Dark Energy is some of the weirdest and most mysterious stuff in the universe that tends to increase the rate of expansion of the universe. Two commonly known forms of dark energy are the cosmological constant, a constant energy density filling space homogeneously, and scalar fields such as quintessence or moduli whose energy density can vary with time. We explore one particular model for dynamic dark energy; quintessence driven by a scalar dilaton field. We propose an ansatz for the form of the dilaton field, $|\phi(a)|/m_P \equiv \alpha_1 \ln t+ \alpha_2 t^n=\alpha\ln a+ \beta\, a^{2\zeta}$, where $a$ is the scale factor and $\alpha$ and $\zeta$ are parameters of the model.

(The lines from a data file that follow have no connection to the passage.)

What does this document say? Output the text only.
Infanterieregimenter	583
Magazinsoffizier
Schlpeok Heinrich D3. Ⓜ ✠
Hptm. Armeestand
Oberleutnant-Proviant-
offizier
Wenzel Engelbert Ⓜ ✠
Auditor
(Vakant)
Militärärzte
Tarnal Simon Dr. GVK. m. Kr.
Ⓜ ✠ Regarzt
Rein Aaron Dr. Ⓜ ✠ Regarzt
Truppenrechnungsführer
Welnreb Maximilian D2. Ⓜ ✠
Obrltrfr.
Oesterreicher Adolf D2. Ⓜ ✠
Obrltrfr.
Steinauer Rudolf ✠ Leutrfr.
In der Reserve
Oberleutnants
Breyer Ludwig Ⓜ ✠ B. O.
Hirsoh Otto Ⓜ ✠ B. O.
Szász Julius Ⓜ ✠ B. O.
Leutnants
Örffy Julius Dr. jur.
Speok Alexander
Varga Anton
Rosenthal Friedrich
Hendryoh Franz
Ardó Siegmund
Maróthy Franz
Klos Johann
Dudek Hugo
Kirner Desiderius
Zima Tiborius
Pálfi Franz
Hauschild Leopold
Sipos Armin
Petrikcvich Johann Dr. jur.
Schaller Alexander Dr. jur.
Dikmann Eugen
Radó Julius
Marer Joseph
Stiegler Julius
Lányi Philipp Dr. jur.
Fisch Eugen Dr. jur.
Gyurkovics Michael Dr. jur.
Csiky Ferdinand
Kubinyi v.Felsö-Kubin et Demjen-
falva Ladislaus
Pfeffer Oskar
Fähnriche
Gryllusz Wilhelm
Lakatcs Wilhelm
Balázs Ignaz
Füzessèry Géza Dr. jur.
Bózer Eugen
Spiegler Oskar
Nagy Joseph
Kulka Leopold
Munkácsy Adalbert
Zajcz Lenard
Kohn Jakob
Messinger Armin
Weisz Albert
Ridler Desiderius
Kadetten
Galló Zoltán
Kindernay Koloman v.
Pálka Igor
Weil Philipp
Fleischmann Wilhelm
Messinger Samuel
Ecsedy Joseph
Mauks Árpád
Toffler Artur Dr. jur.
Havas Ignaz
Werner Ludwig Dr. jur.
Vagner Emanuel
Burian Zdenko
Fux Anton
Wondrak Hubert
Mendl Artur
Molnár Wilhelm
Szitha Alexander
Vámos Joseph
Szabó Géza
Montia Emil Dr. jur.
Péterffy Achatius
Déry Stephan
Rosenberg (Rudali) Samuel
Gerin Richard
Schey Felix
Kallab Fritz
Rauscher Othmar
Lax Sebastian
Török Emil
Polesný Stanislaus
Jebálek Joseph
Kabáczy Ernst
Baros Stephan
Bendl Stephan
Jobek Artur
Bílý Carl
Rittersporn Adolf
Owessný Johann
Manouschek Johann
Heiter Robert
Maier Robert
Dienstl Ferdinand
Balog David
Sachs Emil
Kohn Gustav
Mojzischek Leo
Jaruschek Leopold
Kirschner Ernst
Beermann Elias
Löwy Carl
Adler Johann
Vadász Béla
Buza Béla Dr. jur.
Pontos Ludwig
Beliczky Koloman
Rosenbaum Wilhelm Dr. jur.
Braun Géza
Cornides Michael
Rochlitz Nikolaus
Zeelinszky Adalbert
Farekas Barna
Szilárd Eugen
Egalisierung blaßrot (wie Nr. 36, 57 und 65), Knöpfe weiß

This phenomenological ansatz for $\phi$ can be motivated by generic solutions of a scalar dilaton field in many effective string theory and string-inspired gravity models in four dimensions. Using a compilation of current data including type Ia supernovae, we impose observational constraints on the slope parameters like $\alpha$ and $\zeta$ and then discuss the relation of our results to analytical constrains on various cosmological parameters, including the dark energy equation of state. Sensible constraints are imposed on model parameters like $\alpha$ and $\zeta$ as well as on the dark energy/dark matter couplings using results from structure formation. The constraints of this model are shown to encompass the cosmological constant limit within $1\sigma$ error bars.